Cet exemple particulièrement actuel démontre la nécessité d’appréhender la gestion des données au sein du secteur financier. Il est aujourd’hui très clair que la capacité d’une banque, d’une compagnie d’assurance ou d’un gestionnaire d’actif  à piloter ses risques et maîtriser son activité dépend de la quantité et de la qualité des données collectées et gérées via ses systèmes informatiques. C’est d’autant plus vrai pour les données relatives aux clients. Elles sont au cœur des demandes des utilisateurs de données d’une institution financière.

Domaines d’utilisation des données client

Il existe six domaines d’utilisation de données client.

Le premier domaine relève de la gestion de compte, qui englobe toutes les informations signalétiques relatives à la personne ou à l’entreprise  du stade de prospect jusqu’à sa prise en charge en tant que client de l’institution. Ceci intègre notamment les caractéristiques d’identification  et de confidentialité, particulièrement importantes, que l’on retrouve également dans un monde bancaire « on shore ».

Un deuxième domaine relève des informations sur le service en tant que tel au client : les données sur les transactions, le reporting, les différents canaux de communication avec le client, l’historique des interactions.

Un troisième domaine concerne les sujets communément appelés CRM / marketing, comme l’appartenance à un segment de clientèle particulier, à une population spécifique qui se traduit par un niveau de tarification approprié.

Le quatrième domaine, consommateur de données client, est celui des sciences de la décision et de la modélisation : analyses de rentabilité, détermination des segments comportementaux, étude d’impact de campagnes commerciales.

Le cinquième domaine est celui qui, pour le moment, semble prendre le pas sur tous les autres. Il s’agit de la conformité réglementaire. Les institutions doivent collecter et mettre à jour des quantités impressionnantes de données pour toutes sortes de rapports à destination des autorités de supervision et de tutelle. La connaissance intime du client en termes de lutte anti-blanchiment, de détection des fraudes et, plus récemment, pour les obligations relatives à la transparence fiscale (FATCA, échange d’information…) est un impératif fort sur lequel aucun responsable ne peut faire de compromis.

Enfin le domaine des risques est celui qui, aujourd’hui, recueille toute l’attention de la BCE. Estimer financièrement l’exposition au risque de crédit nécessite une classification fine et fiable de sa base clientèle.
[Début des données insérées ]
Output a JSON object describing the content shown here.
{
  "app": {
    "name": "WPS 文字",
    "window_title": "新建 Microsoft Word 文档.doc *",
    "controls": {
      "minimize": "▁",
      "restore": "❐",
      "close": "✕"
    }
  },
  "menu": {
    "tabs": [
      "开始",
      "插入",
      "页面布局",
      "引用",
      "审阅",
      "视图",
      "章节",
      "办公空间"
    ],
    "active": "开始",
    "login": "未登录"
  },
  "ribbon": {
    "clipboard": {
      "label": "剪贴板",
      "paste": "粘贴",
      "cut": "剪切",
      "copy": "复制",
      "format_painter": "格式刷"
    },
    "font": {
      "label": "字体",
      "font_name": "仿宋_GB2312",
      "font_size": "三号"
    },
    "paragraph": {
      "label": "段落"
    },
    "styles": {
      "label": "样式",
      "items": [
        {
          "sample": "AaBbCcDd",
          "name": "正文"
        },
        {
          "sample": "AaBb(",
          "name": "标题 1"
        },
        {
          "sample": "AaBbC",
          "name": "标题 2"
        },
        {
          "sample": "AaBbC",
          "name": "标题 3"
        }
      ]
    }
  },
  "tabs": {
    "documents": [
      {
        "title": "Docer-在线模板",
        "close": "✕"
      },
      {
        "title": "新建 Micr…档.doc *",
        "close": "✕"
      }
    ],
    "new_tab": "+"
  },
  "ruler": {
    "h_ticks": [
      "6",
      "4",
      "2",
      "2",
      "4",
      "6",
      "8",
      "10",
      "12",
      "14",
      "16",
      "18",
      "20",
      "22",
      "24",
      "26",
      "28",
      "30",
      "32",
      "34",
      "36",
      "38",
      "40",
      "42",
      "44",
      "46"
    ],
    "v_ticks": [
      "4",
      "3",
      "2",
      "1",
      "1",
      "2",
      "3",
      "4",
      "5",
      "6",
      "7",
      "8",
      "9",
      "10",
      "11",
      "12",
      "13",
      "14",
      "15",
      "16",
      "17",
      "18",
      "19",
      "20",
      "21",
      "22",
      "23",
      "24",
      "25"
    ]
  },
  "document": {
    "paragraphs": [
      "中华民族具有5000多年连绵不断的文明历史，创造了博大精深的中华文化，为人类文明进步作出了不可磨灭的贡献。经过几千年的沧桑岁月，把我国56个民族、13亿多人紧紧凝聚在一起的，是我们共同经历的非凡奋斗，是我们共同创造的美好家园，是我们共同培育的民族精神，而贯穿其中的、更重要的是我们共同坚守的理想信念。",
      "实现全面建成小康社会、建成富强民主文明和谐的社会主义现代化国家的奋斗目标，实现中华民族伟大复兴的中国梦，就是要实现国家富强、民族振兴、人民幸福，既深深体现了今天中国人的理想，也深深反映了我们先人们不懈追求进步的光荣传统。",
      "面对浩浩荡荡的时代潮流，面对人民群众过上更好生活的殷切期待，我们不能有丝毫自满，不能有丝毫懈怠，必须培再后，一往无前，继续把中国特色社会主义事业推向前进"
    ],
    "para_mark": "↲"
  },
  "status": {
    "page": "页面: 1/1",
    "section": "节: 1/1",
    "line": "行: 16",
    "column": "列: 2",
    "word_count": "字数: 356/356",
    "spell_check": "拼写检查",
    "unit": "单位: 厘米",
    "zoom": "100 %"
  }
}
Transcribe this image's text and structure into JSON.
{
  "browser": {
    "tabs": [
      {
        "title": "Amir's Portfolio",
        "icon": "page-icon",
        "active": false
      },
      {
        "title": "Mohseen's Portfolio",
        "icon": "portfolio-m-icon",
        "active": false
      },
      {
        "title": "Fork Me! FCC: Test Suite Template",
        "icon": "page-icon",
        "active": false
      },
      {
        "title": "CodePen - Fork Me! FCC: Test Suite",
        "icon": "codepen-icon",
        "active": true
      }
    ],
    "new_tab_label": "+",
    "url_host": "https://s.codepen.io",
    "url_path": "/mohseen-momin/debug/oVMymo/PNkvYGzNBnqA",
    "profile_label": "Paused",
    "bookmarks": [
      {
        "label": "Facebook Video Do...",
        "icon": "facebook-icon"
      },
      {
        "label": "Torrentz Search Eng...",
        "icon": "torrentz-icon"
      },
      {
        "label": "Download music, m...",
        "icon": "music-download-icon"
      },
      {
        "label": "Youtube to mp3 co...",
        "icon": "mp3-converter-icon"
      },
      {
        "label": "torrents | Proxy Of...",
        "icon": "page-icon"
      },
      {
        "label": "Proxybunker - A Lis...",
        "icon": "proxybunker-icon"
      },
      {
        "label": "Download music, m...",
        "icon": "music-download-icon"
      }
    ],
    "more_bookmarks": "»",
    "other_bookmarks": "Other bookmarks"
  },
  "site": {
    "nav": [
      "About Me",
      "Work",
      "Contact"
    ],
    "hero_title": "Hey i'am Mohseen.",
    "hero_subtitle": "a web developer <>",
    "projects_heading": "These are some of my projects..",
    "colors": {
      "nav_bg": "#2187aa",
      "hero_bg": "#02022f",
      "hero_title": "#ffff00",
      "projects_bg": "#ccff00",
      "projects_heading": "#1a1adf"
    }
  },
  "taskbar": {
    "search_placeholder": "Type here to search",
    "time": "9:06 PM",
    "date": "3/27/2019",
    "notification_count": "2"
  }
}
Chacun des six domaines ayant ses propres rythmes et contraintes en matière de capture d’information, le risque est grand de voir se développer six systèmes différents de données clientèle avec au mieux des redondances et des difficultés de synchronisation, voire des contradictions qui se traduisent par de sérieux problèmes de pilotage et d’incohérence. Data warehouses et autres infocentres se multiplient, sans parler des feuilles excel dispersées par certains services sans standard ni contrôle.

La coordination : une priorité

La structuration anarchique, ou le manque de structure tout simplement, induit bien souvent par ces six domaines génère d’autres problèmes. Les efforts de remise à jour des données client sont souvent mal coordonnés et redondants. Dans bien des cas, on va lancer un projet de revue et de mise à niveau de tous les dossiers clients pour une mise en conformité anti-blanchiment, puis déployer des efforts considérables pour classifier les clients selon FATCA et finalement mettre en œuvre une nouvelle segmentation commerciale ; beaucoup d’énergie consommée pour qu’au final tout le monde peste: les commerciaux et autres personnels en contact avec la clientèle sont sommés de compléter des questionnaires multiples pour leurs clients. Les professionnels de l’informatique quant à eux de leur côté s’arrachent les cheveux face aux demandes non coordonnées d’utilisateurs.

Gouvernance de données

Au regard de ces problématiques que vivent toutes les institutions financières, quelle que soit leur taille ou leur business model, à un moment ou à un autre, il n’y a pas de réponse unique, identique. La solution réside dans la mise en œuvre d’une approche rigoureuse de gouvernance des données qui doit s’appliquer particulièrement sur les données clientèle. L’objectif d’une gouvernance des données est de mettre en œuvre une approche cohérente de gestion des données, de leur qualité, de leur confidentialité et des décisions qui les concernent au sein de l’organisation et strictement alignées sur la stratégie business et informatique de l’institution.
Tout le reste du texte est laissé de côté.